Sì, è stata una delle vie più belle e una cosa un po' diversa perché è stata la mia prima via aperta su calcare e lì cambia un po' la storia. Sulla dolomia qualche fessurina la trovi sempre e lì invece a volte è liscio...ce n'erano tanti di tiri lisci, non si riuscivano a mettere chiodi in certi punti. Ero "stra" al limite. Un'altra cosa che succede in quei casi è che ti trovi più in difficoltà anche con le soste, mi ricordo che su un tiro sono salito per 40 metri e poi sono dovuto ridiscendere, perché ero arrivato a una cengia, ma non c'era niente per fare una sosta e mi sono dovuto calare come potevo. Se avessi avuto degli spit con me, in quel momento li avrei usati sicuramente. In via ho fatto anche qualche volo. Ma il bello di questo stile è nell'incognita, non sai se riuscirai a passare o meno.
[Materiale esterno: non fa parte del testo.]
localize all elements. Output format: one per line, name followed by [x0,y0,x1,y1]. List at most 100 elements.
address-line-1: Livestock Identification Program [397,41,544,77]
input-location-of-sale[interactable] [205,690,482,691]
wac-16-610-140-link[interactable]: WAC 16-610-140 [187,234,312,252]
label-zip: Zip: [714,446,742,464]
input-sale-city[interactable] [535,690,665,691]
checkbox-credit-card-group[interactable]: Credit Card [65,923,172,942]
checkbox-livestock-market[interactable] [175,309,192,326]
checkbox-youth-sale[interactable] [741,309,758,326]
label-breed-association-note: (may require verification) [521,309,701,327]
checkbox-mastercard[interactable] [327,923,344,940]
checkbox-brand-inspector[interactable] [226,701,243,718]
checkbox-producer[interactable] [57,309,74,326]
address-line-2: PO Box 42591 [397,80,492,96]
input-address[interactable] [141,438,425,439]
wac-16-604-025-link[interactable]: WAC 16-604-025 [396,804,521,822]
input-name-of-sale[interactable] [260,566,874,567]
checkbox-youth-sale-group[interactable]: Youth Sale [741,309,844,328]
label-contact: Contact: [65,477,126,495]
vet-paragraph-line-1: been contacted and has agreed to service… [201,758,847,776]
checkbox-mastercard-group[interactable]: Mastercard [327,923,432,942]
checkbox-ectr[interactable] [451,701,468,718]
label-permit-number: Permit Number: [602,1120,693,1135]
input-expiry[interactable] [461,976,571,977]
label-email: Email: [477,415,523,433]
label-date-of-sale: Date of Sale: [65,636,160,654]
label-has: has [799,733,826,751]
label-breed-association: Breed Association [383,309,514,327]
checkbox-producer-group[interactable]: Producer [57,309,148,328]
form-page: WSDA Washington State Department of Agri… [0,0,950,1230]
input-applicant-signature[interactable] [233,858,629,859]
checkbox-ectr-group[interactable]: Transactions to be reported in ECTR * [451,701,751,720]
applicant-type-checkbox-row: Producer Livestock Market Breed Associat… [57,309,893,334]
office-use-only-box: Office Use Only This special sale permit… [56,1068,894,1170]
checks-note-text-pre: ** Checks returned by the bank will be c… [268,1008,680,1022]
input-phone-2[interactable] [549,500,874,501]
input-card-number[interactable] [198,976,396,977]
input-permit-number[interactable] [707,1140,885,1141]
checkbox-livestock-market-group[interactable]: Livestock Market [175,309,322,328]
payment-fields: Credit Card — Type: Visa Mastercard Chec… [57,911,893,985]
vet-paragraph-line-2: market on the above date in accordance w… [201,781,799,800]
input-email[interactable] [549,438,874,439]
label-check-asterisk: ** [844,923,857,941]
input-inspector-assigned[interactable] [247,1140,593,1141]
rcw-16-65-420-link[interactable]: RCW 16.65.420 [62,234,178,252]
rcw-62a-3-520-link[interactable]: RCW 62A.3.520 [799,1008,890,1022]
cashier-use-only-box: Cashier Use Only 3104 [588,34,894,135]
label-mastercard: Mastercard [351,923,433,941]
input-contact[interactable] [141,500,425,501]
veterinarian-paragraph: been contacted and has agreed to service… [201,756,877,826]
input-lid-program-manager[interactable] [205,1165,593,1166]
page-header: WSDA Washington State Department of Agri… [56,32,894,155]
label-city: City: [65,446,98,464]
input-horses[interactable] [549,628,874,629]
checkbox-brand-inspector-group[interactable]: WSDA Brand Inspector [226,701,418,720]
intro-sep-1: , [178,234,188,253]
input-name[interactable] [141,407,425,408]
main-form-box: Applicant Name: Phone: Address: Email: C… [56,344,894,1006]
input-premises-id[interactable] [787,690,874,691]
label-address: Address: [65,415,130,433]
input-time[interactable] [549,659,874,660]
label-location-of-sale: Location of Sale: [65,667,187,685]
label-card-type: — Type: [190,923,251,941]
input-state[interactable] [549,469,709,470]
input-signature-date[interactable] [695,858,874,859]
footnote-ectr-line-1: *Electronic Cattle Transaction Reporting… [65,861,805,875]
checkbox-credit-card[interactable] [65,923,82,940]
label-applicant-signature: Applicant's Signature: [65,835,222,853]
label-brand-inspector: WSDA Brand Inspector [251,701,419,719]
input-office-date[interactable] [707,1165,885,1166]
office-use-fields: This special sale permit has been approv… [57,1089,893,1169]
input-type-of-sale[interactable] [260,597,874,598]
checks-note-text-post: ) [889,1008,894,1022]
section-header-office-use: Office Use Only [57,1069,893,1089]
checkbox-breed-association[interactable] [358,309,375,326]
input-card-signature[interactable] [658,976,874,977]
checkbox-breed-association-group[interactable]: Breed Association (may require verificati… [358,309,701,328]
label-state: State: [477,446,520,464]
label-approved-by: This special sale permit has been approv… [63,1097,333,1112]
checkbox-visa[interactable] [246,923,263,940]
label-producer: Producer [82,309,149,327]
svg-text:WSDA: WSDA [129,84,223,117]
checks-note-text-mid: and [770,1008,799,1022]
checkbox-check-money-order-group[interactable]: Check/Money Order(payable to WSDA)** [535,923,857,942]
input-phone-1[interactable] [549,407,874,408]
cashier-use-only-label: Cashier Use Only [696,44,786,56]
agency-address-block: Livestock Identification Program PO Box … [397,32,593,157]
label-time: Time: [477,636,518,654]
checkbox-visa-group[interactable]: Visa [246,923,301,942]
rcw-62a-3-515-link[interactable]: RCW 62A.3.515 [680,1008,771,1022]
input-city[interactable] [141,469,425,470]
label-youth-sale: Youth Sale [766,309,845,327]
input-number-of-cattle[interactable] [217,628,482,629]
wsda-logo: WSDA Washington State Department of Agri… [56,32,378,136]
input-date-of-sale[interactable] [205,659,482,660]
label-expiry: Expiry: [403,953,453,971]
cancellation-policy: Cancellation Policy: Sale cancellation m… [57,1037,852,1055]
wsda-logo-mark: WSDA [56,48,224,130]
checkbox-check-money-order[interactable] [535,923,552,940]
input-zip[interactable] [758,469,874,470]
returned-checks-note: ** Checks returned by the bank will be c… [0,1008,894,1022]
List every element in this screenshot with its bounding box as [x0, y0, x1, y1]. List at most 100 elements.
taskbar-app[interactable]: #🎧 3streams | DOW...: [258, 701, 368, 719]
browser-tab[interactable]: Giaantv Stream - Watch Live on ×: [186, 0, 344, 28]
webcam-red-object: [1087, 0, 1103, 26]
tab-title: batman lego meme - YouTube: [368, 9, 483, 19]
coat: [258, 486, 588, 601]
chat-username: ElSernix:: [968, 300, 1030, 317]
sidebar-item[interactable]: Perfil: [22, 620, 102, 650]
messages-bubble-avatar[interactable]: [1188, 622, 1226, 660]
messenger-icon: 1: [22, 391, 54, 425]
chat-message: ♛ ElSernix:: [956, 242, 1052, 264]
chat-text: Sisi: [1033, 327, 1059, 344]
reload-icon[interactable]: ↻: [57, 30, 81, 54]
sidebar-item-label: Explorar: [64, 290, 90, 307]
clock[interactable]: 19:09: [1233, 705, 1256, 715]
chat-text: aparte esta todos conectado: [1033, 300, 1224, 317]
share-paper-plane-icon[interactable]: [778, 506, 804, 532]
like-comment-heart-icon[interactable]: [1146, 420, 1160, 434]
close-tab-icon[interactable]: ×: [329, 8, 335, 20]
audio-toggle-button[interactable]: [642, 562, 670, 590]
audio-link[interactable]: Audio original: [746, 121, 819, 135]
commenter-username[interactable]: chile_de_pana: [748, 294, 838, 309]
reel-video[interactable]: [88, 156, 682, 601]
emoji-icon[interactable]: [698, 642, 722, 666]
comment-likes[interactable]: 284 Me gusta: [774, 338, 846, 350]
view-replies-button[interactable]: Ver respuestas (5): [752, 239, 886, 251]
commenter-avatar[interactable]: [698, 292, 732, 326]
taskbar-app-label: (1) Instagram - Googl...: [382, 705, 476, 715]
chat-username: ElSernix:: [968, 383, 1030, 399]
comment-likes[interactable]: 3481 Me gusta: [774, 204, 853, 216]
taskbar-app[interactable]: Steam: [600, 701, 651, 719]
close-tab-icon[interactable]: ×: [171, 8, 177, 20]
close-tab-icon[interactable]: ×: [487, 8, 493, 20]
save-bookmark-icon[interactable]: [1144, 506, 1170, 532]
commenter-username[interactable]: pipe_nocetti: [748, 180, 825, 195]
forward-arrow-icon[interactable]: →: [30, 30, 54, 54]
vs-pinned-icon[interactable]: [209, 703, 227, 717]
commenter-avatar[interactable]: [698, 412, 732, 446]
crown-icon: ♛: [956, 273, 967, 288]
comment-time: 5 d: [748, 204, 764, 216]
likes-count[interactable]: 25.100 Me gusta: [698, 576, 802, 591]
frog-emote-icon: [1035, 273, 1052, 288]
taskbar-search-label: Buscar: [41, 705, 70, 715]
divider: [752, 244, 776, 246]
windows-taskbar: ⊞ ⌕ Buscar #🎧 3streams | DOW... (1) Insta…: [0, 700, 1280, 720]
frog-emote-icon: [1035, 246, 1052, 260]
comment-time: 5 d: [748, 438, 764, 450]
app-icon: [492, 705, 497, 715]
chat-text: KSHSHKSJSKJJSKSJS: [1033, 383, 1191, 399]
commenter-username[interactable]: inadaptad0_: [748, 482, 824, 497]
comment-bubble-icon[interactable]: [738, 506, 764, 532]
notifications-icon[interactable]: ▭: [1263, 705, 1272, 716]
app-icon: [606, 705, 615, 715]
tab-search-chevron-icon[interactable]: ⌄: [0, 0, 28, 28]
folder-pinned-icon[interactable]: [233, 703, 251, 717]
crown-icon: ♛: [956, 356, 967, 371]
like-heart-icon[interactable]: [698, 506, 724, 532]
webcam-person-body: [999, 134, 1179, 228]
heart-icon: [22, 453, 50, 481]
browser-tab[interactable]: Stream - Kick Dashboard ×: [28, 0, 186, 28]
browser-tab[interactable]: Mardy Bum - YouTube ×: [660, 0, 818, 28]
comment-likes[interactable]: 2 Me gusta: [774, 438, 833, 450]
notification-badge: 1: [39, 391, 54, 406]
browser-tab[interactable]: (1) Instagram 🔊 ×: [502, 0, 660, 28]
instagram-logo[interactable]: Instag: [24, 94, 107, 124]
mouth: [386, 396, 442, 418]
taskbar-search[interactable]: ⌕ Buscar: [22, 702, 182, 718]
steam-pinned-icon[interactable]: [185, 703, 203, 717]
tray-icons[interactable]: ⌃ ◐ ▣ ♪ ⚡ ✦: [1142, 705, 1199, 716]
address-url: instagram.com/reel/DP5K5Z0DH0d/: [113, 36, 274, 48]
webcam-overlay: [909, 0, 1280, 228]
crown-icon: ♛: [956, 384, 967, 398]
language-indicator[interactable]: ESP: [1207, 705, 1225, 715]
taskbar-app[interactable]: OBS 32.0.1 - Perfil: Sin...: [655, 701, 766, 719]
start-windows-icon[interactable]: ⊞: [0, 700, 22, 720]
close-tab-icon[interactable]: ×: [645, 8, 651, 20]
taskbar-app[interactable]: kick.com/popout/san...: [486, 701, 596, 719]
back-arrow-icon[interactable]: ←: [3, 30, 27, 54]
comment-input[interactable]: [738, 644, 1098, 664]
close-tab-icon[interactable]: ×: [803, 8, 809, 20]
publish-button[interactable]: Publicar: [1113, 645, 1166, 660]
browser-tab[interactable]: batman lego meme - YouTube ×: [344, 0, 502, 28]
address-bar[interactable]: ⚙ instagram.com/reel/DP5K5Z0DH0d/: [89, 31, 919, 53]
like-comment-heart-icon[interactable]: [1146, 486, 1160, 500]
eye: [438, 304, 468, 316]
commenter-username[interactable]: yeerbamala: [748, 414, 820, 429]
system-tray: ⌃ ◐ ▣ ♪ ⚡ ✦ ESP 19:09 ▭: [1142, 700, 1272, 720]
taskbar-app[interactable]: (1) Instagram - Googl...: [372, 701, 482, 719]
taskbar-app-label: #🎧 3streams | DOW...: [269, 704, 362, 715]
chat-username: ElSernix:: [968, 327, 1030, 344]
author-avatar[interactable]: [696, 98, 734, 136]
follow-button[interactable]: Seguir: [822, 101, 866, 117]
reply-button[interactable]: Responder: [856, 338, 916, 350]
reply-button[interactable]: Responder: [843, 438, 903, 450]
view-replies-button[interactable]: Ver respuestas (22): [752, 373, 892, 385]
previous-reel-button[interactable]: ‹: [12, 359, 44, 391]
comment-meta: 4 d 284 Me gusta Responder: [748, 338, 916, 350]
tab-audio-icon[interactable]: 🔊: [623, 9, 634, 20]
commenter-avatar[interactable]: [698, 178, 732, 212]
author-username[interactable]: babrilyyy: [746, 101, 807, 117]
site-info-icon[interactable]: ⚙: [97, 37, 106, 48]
Dove ti piacerebbe aprire una nuova via?
In dolomiti ho fatto un bel po' di vie, ma mi piacerebbe aprire una via fuori, in Patagonia per esempio, dove siamo andati quest'anno. Siamo stati lì due settimane, io ho scalato un po' con la mia ragazza e un po' con Martin e Gianjuca. Vie abbastanza corte ma belle, tipo Chiaro di luna all'Aguja Saint Exupery [comunque 750 metri, 6b+].
Vie che ti sono piaciute tanto in Dolomiti?
Una via che è poco conosciuta e che mi è piaciuta molto si trova sul Naso del Sassolungo, dove sale la picchi sulla nord-est. È una via di Karl Vinatzer e Franz Comploj degli anni '90 [sale la parete più repulsiva e strapiombante, difficoltà IX, in passato VII A3], molto futuristica, di cui abbiamo fatto con Alex la prima libera.
Alpinisti di cui hai una particolare considerazione?
Tra gli alpinisti locali Adam Holzknecht, ha aperto vie belle in Val Gardena. Tra quelli di un tempo Georges Livanos, anche per la mentalità, molto futuristico. Diceva: meglio un chiodo in più che un alpinista in meno. Al tempo voleva dire essere avanti, oggi forse se ne usano un po' troppi?
Sei anche tu dell'idea che la vera sicurezza dell'alpinista è nel dominio del grado?
Assolutamente. Meglio fare più metri senza chiodi sul facile, arrampicare in condizioni che ti permettono di gestire la situazione, ma oggi tutti vogliono la sicurezza garantita, un concetto un po' difficile da realizzare. Credo che la migliore sicurezza dell'alpinista sia nella capacità, anche di rinunciare eventualmente.